Study population issues: Of the 18 patients, 11 had atherosclerosis obliterans, 6 had thromboangiitis obliterans and 1 had late presentation of popliteal artery aneurysm with distal thrombosis. Among the 11 patients with atherosclerosis obliterans, 6 had diabetes mellitus and, out of these, 2 had renal failure and depended on haemodialysis.
Key efficacy findings
Number of patients analysed: 18
Limb salvage: 55.6% (n=10, including 5 patients with atherosclerosis obliterans and 5 patients with thromboangiitis obliterans)

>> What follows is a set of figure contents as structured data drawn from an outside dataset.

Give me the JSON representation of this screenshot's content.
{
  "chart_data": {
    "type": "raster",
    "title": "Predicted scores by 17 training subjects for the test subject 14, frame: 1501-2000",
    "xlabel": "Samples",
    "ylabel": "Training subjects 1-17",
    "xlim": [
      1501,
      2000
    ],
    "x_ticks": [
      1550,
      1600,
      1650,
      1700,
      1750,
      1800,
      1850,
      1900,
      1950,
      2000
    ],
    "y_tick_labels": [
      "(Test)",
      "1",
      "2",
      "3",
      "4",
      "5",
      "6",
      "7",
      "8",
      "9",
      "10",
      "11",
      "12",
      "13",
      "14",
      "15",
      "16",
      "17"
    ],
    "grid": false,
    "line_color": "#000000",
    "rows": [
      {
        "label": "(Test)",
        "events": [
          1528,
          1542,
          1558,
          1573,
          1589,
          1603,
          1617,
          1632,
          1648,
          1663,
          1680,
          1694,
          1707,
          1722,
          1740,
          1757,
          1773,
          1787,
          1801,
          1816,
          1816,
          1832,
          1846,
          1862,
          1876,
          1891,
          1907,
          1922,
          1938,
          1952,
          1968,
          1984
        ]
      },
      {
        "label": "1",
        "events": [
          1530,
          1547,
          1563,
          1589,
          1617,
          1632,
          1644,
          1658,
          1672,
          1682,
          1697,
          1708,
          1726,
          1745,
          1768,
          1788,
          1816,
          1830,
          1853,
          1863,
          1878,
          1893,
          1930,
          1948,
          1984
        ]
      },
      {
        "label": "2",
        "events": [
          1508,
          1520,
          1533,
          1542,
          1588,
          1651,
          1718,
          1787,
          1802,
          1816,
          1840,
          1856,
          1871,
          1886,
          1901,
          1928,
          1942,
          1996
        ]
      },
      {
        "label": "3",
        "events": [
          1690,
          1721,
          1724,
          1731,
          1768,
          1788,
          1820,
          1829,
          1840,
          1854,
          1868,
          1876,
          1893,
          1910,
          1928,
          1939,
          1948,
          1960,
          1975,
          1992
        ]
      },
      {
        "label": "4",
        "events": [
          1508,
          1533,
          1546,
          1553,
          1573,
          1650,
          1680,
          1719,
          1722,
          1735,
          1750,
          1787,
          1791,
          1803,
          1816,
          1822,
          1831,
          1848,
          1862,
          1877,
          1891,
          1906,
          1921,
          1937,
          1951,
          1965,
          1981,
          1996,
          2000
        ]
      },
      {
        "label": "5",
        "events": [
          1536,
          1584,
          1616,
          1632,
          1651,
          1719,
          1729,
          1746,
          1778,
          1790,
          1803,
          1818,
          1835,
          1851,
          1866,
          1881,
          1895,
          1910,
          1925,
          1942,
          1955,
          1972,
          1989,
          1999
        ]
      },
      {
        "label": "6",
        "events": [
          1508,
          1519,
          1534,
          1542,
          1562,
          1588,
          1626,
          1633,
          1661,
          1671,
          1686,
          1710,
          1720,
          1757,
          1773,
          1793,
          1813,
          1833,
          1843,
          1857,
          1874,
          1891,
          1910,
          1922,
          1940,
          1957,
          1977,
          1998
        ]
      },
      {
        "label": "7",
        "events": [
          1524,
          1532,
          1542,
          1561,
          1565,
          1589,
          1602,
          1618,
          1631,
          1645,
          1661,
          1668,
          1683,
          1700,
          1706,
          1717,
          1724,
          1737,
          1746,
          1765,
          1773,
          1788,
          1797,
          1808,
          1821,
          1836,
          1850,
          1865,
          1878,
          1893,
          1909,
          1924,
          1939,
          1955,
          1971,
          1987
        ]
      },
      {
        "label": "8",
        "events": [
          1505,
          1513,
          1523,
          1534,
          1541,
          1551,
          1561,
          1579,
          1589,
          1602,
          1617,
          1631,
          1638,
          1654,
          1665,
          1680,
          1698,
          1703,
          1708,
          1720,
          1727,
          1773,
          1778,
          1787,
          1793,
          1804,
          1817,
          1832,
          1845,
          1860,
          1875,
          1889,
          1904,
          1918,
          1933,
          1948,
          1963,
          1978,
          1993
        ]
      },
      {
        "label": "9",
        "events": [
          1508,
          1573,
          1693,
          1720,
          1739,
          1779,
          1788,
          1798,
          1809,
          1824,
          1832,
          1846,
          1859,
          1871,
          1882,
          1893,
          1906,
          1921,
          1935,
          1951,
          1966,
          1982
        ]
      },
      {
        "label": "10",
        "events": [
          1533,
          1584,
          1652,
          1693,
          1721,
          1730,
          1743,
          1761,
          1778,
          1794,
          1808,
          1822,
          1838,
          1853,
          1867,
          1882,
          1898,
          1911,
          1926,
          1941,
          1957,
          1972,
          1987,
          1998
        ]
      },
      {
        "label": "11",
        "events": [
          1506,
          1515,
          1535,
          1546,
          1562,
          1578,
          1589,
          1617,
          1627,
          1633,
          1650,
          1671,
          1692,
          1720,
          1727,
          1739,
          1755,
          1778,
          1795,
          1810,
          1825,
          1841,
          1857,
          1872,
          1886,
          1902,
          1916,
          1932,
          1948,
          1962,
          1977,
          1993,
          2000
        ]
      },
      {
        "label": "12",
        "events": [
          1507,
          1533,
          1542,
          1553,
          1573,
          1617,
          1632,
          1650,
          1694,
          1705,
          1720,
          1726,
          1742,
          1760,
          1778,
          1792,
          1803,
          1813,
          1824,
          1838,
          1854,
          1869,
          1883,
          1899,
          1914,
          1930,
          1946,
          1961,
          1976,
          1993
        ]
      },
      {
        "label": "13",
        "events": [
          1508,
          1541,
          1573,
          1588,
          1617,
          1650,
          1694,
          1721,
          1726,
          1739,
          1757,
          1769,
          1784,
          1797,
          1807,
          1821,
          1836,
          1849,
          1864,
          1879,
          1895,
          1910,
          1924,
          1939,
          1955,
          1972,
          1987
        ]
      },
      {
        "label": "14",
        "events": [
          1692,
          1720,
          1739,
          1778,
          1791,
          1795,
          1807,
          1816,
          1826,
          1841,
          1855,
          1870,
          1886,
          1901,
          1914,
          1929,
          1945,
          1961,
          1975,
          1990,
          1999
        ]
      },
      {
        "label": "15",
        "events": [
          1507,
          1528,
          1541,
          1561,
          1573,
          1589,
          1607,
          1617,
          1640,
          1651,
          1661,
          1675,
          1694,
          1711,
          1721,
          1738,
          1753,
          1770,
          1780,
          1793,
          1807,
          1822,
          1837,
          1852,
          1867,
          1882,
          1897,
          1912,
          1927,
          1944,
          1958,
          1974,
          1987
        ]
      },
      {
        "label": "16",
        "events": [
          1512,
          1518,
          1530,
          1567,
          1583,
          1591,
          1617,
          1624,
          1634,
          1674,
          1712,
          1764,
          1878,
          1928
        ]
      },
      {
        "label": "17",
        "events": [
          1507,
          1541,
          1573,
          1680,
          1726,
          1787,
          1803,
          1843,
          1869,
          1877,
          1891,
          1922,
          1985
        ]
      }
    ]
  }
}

Healing of minor amputations: 33.3% (n=6, including 2 transmetatarsial, 2 finger and 2 phalanx amputations)
Major amputations: 38.9% (n=7, including 3 above the knee and 4 below the knee)
Of the 7 patients, 5 had atherosclerosis obliterans, 1 had thromboangiitis obliterans and 1 had popliteal artery aneurysm with distal thrombosis.
Key safety findings
Overall mortality: 17% (n=3)
Of the 3 patients, 1 patient with diabetes mellitus and chronic renal failure died (5.5%) after developing septicaemia by ascending infection, and 2 patients with atherosclerosis obliterans died because of comorbidities related to patent graft.